100 4537

1934 Austin 12/4 "Low Loader" Taxi

Will Overton, director of the car dealership Mann and Overton, had been selling cabs in London since 1906. He approached Herbert Austin about modifying the 12/4 chassis so that it would comply with the London Conditions of Fitness. A chassis from an Austin 12/4 was modified with bodies from various coach-builders.

Because the overall height of the taxi was higher than the competition, it received the nickname 'High Lot'. This design gave top hat wearing customers plenty of room. It was soon outselling the Beardmore and Morris Commercial versions. Building on its success, the 'Low Loader' model was introduced in 1934.

Standard equipment included luxuriously upholstered Standard Cab Landaulter body, cellulose blue with full windscreen, and both front and rear bumpers. Fire extinguisher, horn, number plates, license holder, taxi sign, Trico visional wiper and speedometer were also included.

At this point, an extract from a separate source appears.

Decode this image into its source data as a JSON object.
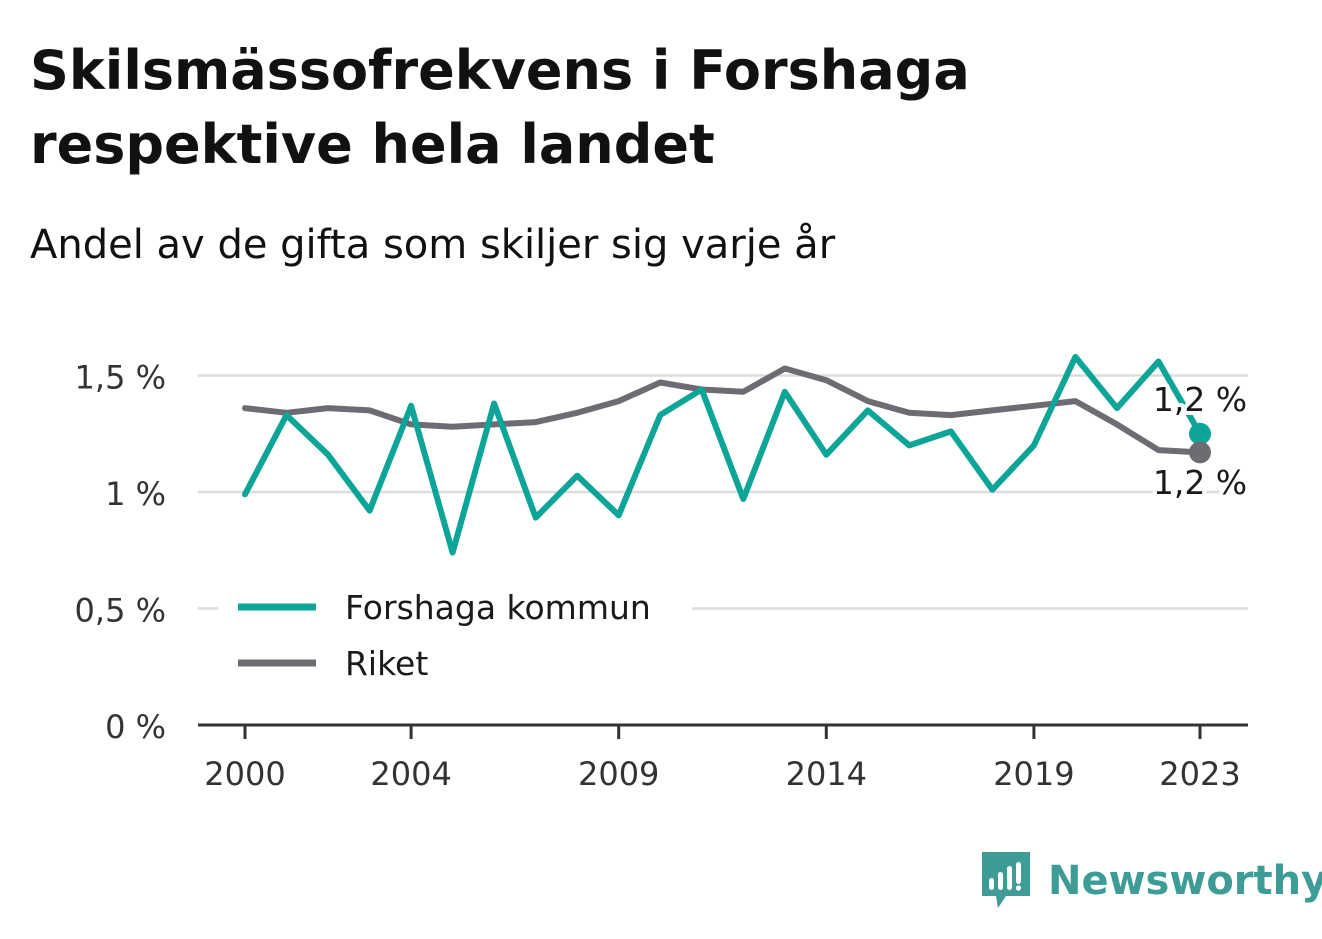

All exterior fittings were chromium plated. The list price was £395. Hire purchase terms were £50 deposit with monthly installments of £10, for a total price of £472, or £18 less if purchased completed in 40 months (rebate reduced by £3 for each additional month.)

After World War II, Mann & Overton decided that it needed a more up-to-date design. So it was agreed that Austin would supply the engine/chassis with the body supplied by Carbodies in Coventry, although the body was actually designed by Austin's chief body designer Jim Stanfield. In 1948 a new Austin taxi appeared on the streets called the FX3. It was soon the market leader. Although in 1952 a diesel engine from Ferguson was available as a conversion, by 1954 Austin was producing their own 2.2 litre diesel engine as a factory fit. Also produced was the FL1. This was the same model but had no luggage space by the driver. Instead it had a bench seat, and the roof sign was deleted.